Review: Murder Most Unladylike by Robin Stevens

Murder Most Unladylike
Murder Most Unladylike by Robin Stevens

My rating: 4 of 5 stars

 

Blurb:
Deepdean School for Girls, 1934. When Daisy Wells and Hazel Wong set up their very own deadly secret detective agency, they struggle to find any truly exciting mysteries to investigate. (Unless you count the case of Lavinia’s missing tie. Which they don’t, really.)

But then Hazel discovers the Science Mistress, Miss Bell, lying dead in the Gym. She thinks it must all have been a terrible accident – but when she and Daisy return five minutes later, the body has disappeared. Now the girls know a murder must have taken place . . . and there’s more than one person at Deepdean with a motive.
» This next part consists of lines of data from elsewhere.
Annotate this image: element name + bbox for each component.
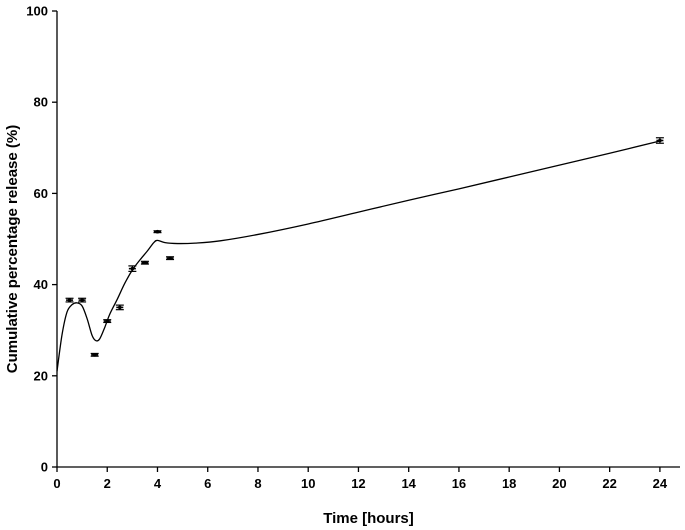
data-point (115, 304, 124, 311)
x-tick-label: 18 (502, 476, 516, 491)
x-tick-label: 10 (301, 476, 315, 491)
y-tick-label: 40 (34, 277, 48, 292)
y-tick-label: 60 (34, 186, 48, 201)
y-axis-title: Cumulative percentage release (%) (4, 125, 21, 373)
data-point (103, 319, 112, 324)
x-tick-label: 12 (351, 476, 365, 491)
y-axis-ticks: 0 20 40 60 80 100 (26, 4, 57, 475)
y-tick-label: 20 (34, 368, 48, 383)
x-tick-label: 22 (602, 476, 616, 491)
x-axis-ticks: 0 2 4 6 8 10 12 14 16 18 20 22 24 (53, 467, 668, 491)
y-tick-label: 100 (26, 4, 48, 19)
x-tick-label: 2 (104, 476, 111, 491)
x-tick-label: 16 (452, 476, 466, 491)
x-tick-label: 8 (254, 476, 261, 491)
y-tick-label: 80 (34, 95, 48, 110)
data-point (153, 229, 162, 234)
x-tick-label: 0 (53, 476, 60, 491)
data-point (65, 297, 74, 303)
data-point (78, 297, 87, 303)
x-tick-label: 6 (204, 476, 211, 491)
data-point (140, 260, 149, 265)
y-tick-label: 0 (41, 460, 48, 475)
data-points (65, 137, 664, 357)
x-tick-label: 24 (653, 476, 668, 491)
x-tick-label: 14 (401, 476, 416, 491)
data-point (128, 265, 137, 272)
x-tick-label: 4 (154, 476, 162, 491)
fit-curve (56, 140, 661, 372)
x-tick-label: 20 (552, 476, 566, 491)
x-axis-title: Time [hours] (323, 510, 414, 527)
data-point (166, 256, 175, 261)
data-point (655, 137, 664, 144)
data-point (90, 352, 99, 357)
Now Hazel and Daisy not only have a murder to solve: they have to prove a murder happened in the first place. Determined to get to the bottom of the crime before the killer strikes again (and before the police can get there first, naturally), Hazel and Daisy must hunt for evidence, spy on their suspects and use all the cunning, scheming and intuition they can muster. But will they succeed? And can their friendship stand the test?

First off, a little disclaimer: I’m older than the target audience for this book, but I’ll try not to let that cloud my judgement!

I picked up Murder Most Unladylike in Blackwells in Oxford, which, as it happens, turns out to be where Murder Most Unladylike was actually written. I’ve heard so much about these books (and the rate that Robin Stevens is churning them out at), that I thought I should give them a go, despite them being MG (Middle Grade).

I love the setting for these books (1930s England, not too far from Oxford) and I love mystery novels – this one kept me guessing until the end.

The characters here are flawed – Hazel questions herself, and Daisy is bossy and a little mean. Daisy being portrayed as a beautiful quintessentially English girl – and everyone loving her for it – sat a little uncomfortable for me, and a little unrealistic. I liked that Hazel was from Hong-Kong rather than stereotypically British.

Something I liked was that homosexuality was accepted – although I’m not sure whether this would be accurate for the time and lesbian relationships featured a lot more heavily that straight relationships (then again, it is set in a girls boarding school). There seemed to be a few facts that seemed to me a little historically inaccurate.

Overall, a fun little read with a thrilling mystery, perfect for MG readers.